Irgendwann trifft Katja eine Abmachung mit sich selbst: Einmal in der Woche geht sie auf den Düsseldorfer Carlsplatz, immer samstags, immer ins gleiche Cafe - ein zaghafter Schritt hinaus in die Welt. Sie nimmt an Singlewanderungen teil und an organisierten Spaziergängen gegen die Einsamkeit. Bei einem dieser Spaziergänge kommen 200 Frauen. Katja öffnet sich und lernt wieder den Umgang mit anderen Menschen.
Freundinnen organisieren eine Geburtstagsparty für Katja und laden bewusst auch Singlemänner ein. Dort trifft sie Lindsay. Er ist Amerikaner, auch seit fünf Jahren Single und arbeitet als Psychotherapeut. Es sei auch Stress für ihn, alleine zu sein, sagt er. "Ich habe für mich selber auch nicht wirklich Antworten. Ich geh raus, ich bin gern unter Menschen und ja natürlich ist irgendwo im Hinterkopf der Wunsch: Vielleicht treffe ich eine tolle Frau. Und ich weiß, das kann nicht auf meinem Sofa passieren", sagt Lindsay. Die beiden verstehen sich sofort.

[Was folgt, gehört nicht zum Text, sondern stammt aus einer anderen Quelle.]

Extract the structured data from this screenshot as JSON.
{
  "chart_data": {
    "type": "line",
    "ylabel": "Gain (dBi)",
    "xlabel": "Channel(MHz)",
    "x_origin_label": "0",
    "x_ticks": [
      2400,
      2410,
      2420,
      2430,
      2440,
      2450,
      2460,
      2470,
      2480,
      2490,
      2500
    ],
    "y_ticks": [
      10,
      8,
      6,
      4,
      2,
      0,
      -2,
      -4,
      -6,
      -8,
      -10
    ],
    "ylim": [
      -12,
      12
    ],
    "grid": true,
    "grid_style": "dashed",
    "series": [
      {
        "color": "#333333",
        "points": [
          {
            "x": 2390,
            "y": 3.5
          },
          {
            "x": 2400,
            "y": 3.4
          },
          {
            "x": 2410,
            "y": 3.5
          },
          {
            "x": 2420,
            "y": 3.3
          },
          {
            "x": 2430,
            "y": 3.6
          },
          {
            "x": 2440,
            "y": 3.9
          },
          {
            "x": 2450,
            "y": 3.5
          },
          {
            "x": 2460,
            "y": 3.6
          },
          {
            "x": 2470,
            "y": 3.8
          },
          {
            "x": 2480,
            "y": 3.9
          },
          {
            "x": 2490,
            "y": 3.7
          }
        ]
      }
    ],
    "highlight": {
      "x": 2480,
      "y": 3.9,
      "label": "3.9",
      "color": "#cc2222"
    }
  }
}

Sie haben ein gemeinsames Thema und eben auch gegenseitiges Verständnis. Ob eine Beziehung daraus entsteht, wissen beide noch nicht. Katja hat jedenfalls festgestellt, dass es der richtige Weg war, ihre Einsamkeit nicht für sich zu behalten und offen mit dem Problem umzugehen: "Das Einzige was hilft, ist über Einsamkeit zu reden - und zwar mit den richtigen Leuten."